In a State known for its "mavericky" tendencies, Haines was ground zero for land use debate in the Last Frontier. I fell in love with it. In the next thirty years I transitioned from fishing crew and trail grunt to newspaper reporter, radio program director, high school English teacher, and university professor. In the school context, coaching debate sharpened my obsession to a fine point. In the community, I listened to hundreds of hours of community meetings, recorded dozens of oral histories, and lost track of volunteer hours donated to assorted events. Along the way I taught everybody's kids, attended a thousand potlucks, and wrote a few articles about the language we use to work things out.
I call it frontier rhetoric, the study of civic persuasion advocating a type of human use for land and nature. Whether in a townhall or around a cookfire, each orator-storyteller holds a key to a Truth. If you want that Truth accepted by other citizens, you act and speak in ways that best sends the message. Some strategies predictably fail; a few succeed. Whether in a meeting or online, functional democracy depends on the contributions of passionate people who persist with their advocacy, but know the empathic side of democracy.
In 2011 I will publish the first in a series of books dedicated to the study of frontier rhetoric. Dancing at Deer Rock: How John Muir and the Community of Conquest Tamed the Warlike Chilkats examines impacts of non-Natives on one of the last tribes in the United States to accept the American Way. Click here for a more detailed description.
The next book, Glacial Rebound: Conflict and Community on the Last Frontier, conveys Haines in full rhetorical splendor, including epic battles over timber, eagles, cruise ships, heli-skiing, tourism, fish, bears, and noise.
Crossing for Home is a memoir about
building a home completely off-grid and learning to live in a fishbowl community. The fourth book, Arguing Down the Great Land, offers a rhetorical portrait of Alaska's huge natural resource issues and the persuaders behind them.
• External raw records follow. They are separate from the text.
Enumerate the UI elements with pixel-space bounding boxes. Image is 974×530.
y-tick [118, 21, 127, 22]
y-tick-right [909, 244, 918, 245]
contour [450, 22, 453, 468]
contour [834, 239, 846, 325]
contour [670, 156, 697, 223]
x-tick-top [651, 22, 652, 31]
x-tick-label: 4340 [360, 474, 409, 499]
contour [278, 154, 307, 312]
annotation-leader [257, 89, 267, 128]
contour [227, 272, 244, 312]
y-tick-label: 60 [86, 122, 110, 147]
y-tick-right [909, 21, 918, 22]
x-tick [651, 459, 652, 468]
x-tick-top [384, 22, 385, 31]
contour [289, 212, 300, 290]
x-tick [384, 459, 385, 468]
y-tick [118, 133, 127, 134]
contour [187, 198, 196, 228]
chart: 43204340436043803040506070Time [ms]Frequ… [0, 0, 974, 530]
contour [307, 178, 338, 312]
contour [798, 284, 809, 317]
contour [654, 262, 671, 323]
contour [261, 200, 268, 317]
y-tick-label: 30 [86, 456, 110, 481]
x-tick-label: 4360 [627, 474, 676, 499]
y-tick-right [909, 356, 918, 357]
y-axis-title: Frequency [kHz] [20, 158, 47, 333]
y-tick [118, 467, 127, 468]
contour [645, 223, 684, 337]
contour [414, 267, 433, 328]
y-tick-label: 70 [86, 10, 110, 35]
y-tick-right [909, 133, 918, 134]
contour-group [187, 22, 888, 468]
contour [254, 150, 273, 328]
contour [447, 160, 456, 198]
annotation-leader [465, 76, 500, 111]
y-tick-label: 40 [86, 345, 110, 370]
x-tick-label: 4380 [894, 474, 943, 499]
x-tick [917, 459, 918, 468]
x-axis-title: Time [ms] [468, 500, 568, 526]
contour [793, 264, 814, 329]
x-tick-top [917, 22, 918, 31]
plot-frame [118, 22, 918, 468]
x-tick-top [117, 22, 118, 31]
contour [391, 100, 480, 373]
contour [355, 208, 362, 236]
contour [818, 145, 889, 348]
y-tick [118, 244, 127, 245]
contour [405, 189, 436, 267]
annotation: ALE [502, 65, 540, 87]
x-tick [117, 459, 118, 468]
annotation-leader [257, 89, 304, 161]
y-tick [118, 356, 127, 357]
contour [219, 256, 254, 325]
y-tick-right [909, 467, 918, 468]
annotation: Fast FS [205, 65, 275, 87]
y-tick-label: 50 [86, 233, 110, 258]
The last book in the forthcoming series, Unbroken Double Song of Love and Lamentation, draws from 30,000 road miles and interviews with nearly 300 land use rhetors, including tribal lawyers, environmental activists, industry lobbyists, property rights advocates, and government regulators. In its pages is a sweeping portrait of American land use rhetoric.
Aside from all the rhetoric, my greatest inspiration stems from my wife, Robin, son, Charlie, and the home we occupy on the roadless side of Mud Bay.